涼しくなる小説、を頼んでおいて、てっきりホラーでもおすすめしてもらえるかと思ったら、「冬」というシンプルなタイトルの小説を貸してもらえた。秋から始まったその物語の舞台は、ページをめくるにつれて段々寒さが深まっていき、実際に身が震えてくるようだった。

正直面白い内容ではなかったのだが、そのつまらなさがかえってもの寂しさを覚えて心地よかった。

しかし、手がかじかんでうっかりページを飛ばしてしまった。すると一気にびゅう、びゅうと風が吹き付け、冷え込んだ。真っ白なページが幾枚もどこまでもめくれていく。既に文字は追えていない。まるで、猛吹雪の中にいるようだった。

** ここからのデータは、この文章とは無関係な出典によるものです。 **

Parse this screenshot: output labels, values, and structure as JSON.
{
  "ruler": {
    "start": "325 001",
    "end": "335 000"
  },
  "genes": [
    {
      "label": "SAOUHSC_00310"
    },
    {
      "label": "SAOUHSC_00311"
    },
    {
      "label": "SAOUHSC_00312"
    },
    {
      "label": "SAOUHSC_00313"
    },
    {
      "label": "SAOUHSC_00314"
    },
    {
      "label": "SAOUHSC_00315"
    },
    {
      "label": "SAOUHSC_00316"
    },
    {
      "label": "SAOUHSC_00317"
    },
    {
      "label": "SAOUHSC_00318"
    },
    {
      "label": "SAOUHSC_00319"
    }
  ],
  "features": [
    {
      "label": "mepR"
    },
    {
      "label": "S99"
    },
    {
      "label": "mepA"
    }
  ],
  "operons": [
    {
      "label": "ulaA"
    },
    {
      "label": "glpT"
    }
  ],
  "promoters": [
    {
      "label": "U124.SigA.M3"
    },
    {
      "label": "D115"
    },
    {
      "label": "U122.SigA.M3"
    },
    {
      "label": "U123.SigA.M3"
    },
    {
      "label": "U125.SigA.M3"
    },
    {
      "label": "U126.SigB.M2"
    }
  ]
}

手探りで小説の続きを探すしかない。銀世界に足を踏み入れる。

「文章やーい、物語やーい」

そんな調子で歩いていると、雪まみれの登場人物が現れた。名前は覚えていないが彼は湯気の立ったやかんを持っていた。

「雪の下に埋まっとるんだろ。これ、使んな」

「おお、これはありがたい」

やかんを受け取り、お湯を振り掛けると……、


本が水浸しになっていた。あーあ、借り物なのに。

そう思って表紙を閉じて再度開いてみると、味噌ラーメンのような香ばしさが広がった。

冬といえば味噌ラーメンかもしれない。